Dans le domaine des aides alimentaires destinées aux sportifs, on peut rencontrer une myriade de compléments tous
annoncés par la publicité comme étant efficaces et absolument indispensables pour atteindre le niveau maximal de la
forme physique. Naturellement, ce n’est pas le cas. En étudiant les tests scientifiques sur l’homme, on découvre que, en réalité, seulement un tout petit nombre de compléments de diverses natures sont vraiment efficaces, sains et sans dangers collatéraux. Parmi eux, les vitamines et les minéraux.
Nous prendrons en considération uniquement les produits sérieux, vérifiés par la recherche scientifique, et capables
d’améliorer la masse musculaire sans aucun risque. Nous y ajouterons les recommandations exactes quant à la dose à prendre. Avant d’entrer plus en détail dans l’argumentation, il est bon de souligner quelques principes de base. Le complément alimentaire n’est pas un produit de dopage, puisqu’il ne s’agit pas de médicament et ne figure pas dans la liste publiée par le Comité Olympique International (CIO). Un complément alimentaire ne doit jamais se substituer à un repas mais, au contraire, en enrichir le menu. Le résultat positif d’un complément alimentaire ne deviendra évident qu’à condition qu’il soit pris de façon continue, accompagné d’une routine alimentaire correcte et
saine. De plus, l’organisme et la musculature n’exploiteront le complément que s’ils en ont vraiment besoin. Ceci est un point fondamental, dans la mesure où cela n’a aucun sens de se gaver de compléments si le corps n’en a pas besoin. Par ailleurs, si un complément ne donne pas les résultats attendus, il vaut mieux l’arrêter. On rappellera, pour conclure, que beaucoup de composants proposés sous forme de compléments, sont employés en médecine courante et en physiothérapie pour aider et améliorer la réponse de patients souffrant de troubles pathologiques.

Créatine monohydrate
La créatine monohydrate, ou CM, est un tripeptide, à savoir une substance composée de 3 aminoacides qui sont l’arginine, la glycine et la méthionine. Souvenons-nous qu’un beefsteak est composé de simples aminoacides, un peu comme nos muscles. La créatine est naturellement synthétisée par notre organisme (foie, reins et pancréas) à raison d’environ 1 g par jour. On augmente naturellement la production de cette molécule lorsqu’on s’alimente davantage en viandes rouges ou en poissons (environ 1 g) ; 95 % de la CM se trouvent dans les muscles squelettiques, tandis que les autres 5 % se répartissent entre le cerveau, le cœur, les spermatozoïdes, les globules rouges et les lymphocytes, la rétine. Il n’y a pas de différence majeure entre les 2 sexes, même si tes fibres de type FT en sont plus riches.

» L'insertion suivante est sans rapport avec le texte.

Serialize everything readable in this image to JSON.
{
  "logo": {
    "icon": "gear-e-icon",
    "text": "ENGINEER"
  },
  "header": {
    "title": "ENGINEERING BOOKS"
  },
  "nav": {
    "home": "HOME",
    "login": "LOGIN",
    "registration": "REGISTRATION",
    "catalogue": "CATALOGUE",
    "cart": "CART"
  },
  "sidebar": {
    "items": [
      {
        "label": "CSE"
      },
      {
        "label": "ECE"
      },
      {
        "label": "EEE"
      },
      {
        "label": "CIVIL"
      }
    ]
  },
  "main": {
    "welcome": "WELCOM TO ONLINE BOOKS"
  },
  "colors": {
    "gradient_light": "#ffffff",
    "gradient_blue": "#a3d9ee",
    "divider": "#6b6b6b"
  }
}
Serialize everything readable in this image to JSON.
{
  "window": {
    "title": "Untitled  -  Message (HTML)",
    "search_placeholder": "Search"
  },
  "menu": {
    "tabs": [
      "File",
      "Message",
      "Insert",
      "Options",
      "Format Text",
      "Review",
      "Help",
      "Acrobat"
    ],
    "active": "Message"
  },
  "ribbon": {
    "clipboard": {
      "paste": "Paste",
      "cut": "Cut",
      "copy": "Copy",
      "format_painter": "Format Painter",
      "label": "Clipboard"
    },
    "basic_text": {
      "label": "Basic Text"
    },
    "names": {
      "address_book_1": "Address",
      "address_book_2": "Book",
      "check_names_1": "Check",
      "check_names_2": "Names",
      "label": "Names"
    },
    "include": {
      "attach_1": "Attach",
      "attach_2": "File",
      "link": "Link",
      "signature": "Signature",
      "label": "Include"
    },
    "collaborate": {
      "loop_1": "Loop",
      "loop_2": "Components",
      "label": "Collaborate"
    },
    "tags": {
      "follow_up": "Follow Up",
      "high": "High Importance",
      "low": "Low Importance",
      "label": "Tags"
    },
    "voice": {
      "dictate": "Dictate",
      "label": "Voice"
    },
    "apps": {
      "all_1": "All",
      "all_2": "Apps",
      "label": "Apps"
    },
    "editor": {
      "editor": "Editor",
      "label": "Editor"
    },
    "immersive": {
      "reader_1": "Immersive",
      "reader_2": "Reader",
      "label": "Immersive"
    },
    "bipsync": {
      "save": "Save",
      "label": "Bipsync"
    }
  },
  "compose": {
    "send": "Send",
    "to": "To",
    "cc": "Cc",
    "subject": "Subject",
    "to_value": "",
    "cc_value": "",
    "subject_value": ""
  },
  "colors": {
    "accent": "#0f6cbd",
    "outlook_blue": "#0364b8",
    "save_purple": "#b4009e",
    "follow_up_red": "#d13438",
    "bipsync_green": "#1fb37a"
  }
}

La production corporelle peut être stimulée par différents facteurs, surtout hormonaux. L’insuline et l’exercice physique moyen influence sa capture. La CM non utilisée est rejetée avec l’unne mais peut aussi être transformée en créatinine qui sera évacuée, à son tour, dans l’urine.
Au cours de la supplémentation avec de la créatine de synthèse, les valeurs de créatinine peuvent être augmentées. Ceci ne signifie pas une fatigue ou des troubles rénaux concomitants, simplement qu’on a utilisé la substance en question. Jusqu’à aujourd’hui, il n’a pas été trouvé de dommages corporels après une utilisation prolongée de la créatine, excepté chez quelques rares patients déjà prédisposés à une pathologie rénale.

La créatine favorise de façon importante l’hypertrophie des fibres avec l’expression d’une force et d’une rapidité supérieures. Elle améliore également la fonctionnalité des zones musculaires. Le diamètre des fibres peut prendre jusqu’à 35 % de plus par rapport à un individu qui ferait le même entraînement mais sans prendre de compléments nutritifs.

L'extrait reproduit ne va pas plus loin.